Pertama, mengecam keras tindakan pengecut dari negara-negara yang mengklaim sebagai pemerintahan demokratis seperti AS, Australia, dan Singapura atas intervensi mereka menekan pemerintah RI cq Mabes polri untuk menahan kembali Ustadz Abu dan mengaitkan beliau dengan kasus Bom Bali.

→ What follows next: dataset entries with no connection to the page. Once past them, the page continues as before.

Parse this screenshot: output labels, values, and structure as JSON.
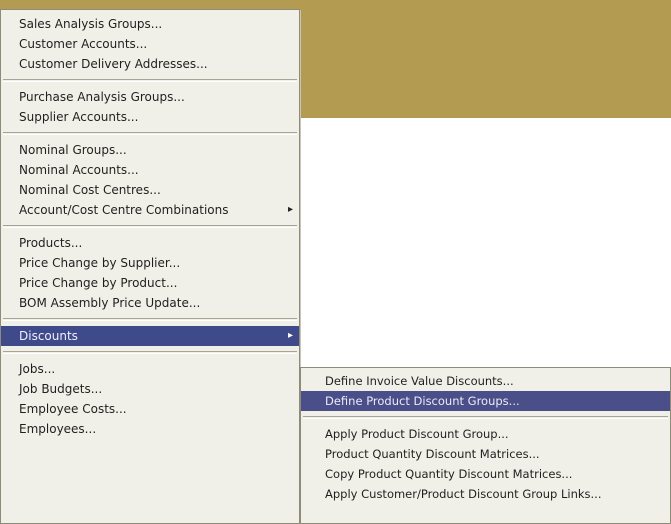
{
  "main_menu": {
    "groups": [
      [
        {
          "label": "Sales Analysis Groups..."
        },
        {
          "label": "Customer Accounts..."
        },
        {
          "label": "Customer Delivery Addresses..."
        }
      ],
      [
        {
          "label": "Purchase Analysis Groups..."
        },
        {
          "label": "Supplier Accounts..."
        }
      ],
      [
        {
          "label": "Nominal Groups..."
        },
        {
          "label": "Nominal Accounts..."
        },
        {
          "label": "Nominal Cost Centres..."
        },
        {
          "label": "Account/Cost Centre Combinations"
        }
      ],
      [
        {
          "label": "Products..."
        },
        {
          "label": "Price Change by Supplier..."
        },
        {
          "label": "Price Change by Product..."
        },
        {
          "label": "BOM Assembly Price Update..."
        }
      ],
      [
        {
          "label": "Discounts"
        }
      ],
      [
        {
          "label": "Jobs..."
        },
        {
          "label": "Job Budgets..."
        },
        {
          "label": "Employee Costs..."
        },
        {
          "label": "Employees..."
        }
      ]
    ]
  },
  "sub_menu": {
    "groups": [
      [
        {
          "label": "Define Invoice Value Discounts..."
        },
        {
          "label": "Define Product Discount Groups..."
        }
      ],
      [
        {
          "label": "Apply Product Discount Group..."
        },
        {
          "label": "Product Quantity Discount Matrices..."
        },
        {
          "label": "Copy Product Quantity Discount Matrices..."
        },
        {
          "label": "Apply Customer/Product Discount Group Links..."
        }
      ]
    ]
  },
  "icons": {
    "submenu_arrow": "▸"
  },
  "colors": {
    "backdrop": "#b39b52",
    "menu_bg": "#f1f0e8",
    "highlight": "#3f4a8a",
    "sub_highlight": "#4b4f89"
  }
}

Kedua, pengaitan Ustadz Abu dengan Bom Bali akan memicu konflik Horizontal antara Umat Hindu di Bali dengan Umat Islam Indonesia, karena Persidangan kasus tersebut nantinya akan dipaksakan dilaksanakan di Bali dengan Majlis Hakim yang bernuansa SARA dan pengerahan massa yang sangat rentan dimasuki para provokator. Timbulnya konflik antar warga negara Indonesia tersebut merupakan tujuan dari manuver politik adu-domba (devide et impera) yang dikembangkan pemerintah asing tersebut.

Ketiga, mengecam keras tindakan polisi yang sewenang-wenang terhadap Ustadz Abu sejak pengambilan paksa oleh oknum polisi dan militer (28/10/02) di RS PKU Muhammadiyah solo yang ingin memeriksa dan menahan kembali beliau dengan tuduhan yang dibuat-buat atas desakan dan berdasarkan info intelijen asing. Sementara para konglomerat hitam yang merampok uang rakyat ratusan trilyunan rupiah lalu kabur ke Singapura dan Australia sampai detik ini tak tersentuh hukum. Demikian pula tokoh makar Alek Manuputty yang kabur ke AS, meski dalam status pencekalan.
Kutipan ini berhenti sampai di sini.